Sometimes continuing in the same direction is not a bad thing, of course, if the direction is somewhere you want to go.  It is not unlike a “good” habit.  A good habit most of us have is to wake up in the morning and brush our teeth.  We do it automatically without thinking.

In terms of finances, many people have already been nudged in the right direction by a simple auto-enrollment in the 401(k) when they started with their companies.  Once this gets started, it is kind of a behavioral judo since many employers only have the contribution rate set at about 2%,  employees don’t even notice it and every month they make their needed retirement contribution.

Here’s where you may want to use the same philosophy and continue to move in the direction you are going.  Stop and think for a minute.  Do you think that a 2% 401(k) investment rate is going to be enough for you to retire someday?  Probably not.  In terms of your financial goals at retirement, the gentle nudge you are getting from your employer should only be the start.  There are two reasons you might want to examine your contribution rate.

If you only stick with the minimum, you may be missing out.  First of all many companies still have matching contributions, many will match 25 – 50% of contributions up to 6% of salary saved.  So if you are only saving 2%, you are missing out on free money.  Here is an example:

Using a salary of $40,000 and earnings in account of 7%

6% savings $2400 per year

2% savings $800 per year

Company match at 25 cents per dollar up to 6% = $600

Company match at 25 cents per dollar up at 2% = $200

Loss by not saving up to full match: $400 per year

What else are you losing by letting yourself stick with the auto-enrollment?  You are also losing the value of your own retirement savings contributions.  Let’s compare calculations if you were able to save 10% with a company match versus sticking forever to the 2% savings.

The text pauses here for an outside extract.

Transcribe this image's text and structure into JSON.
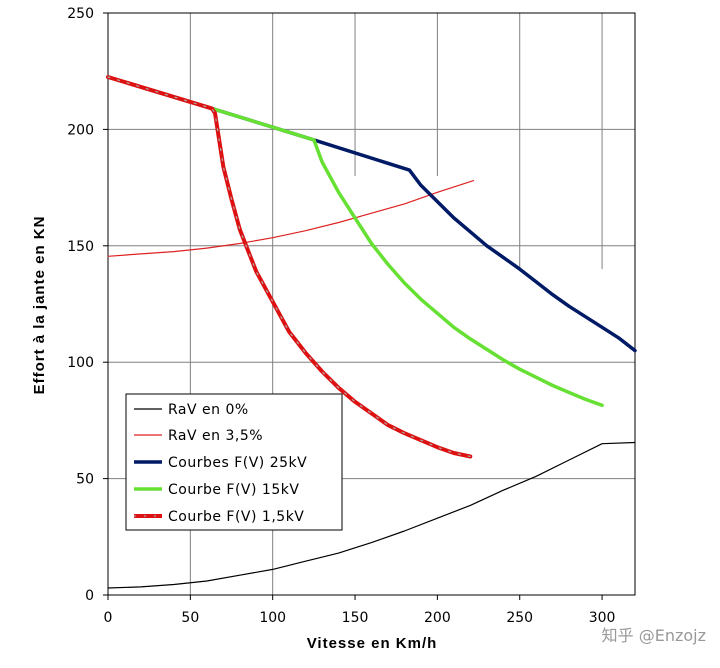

Same salary and rate assumptions as above

The Saver at 2% of income with company match at 25 cents per dollar:

In 30 years they would have $121,997

The Saver at 10% of income with company match at 25 cents per dollar:

In 30 years they would have $467,656

Who would you rather be?  You might not practice the martial art of Judo but seriously, you can still use the concept yourself.  Ask yourself what direction are you going and then nudge yourself by increasing your contributions from time to time in increments that work for you.  You can painlessly make savings one of those good habits.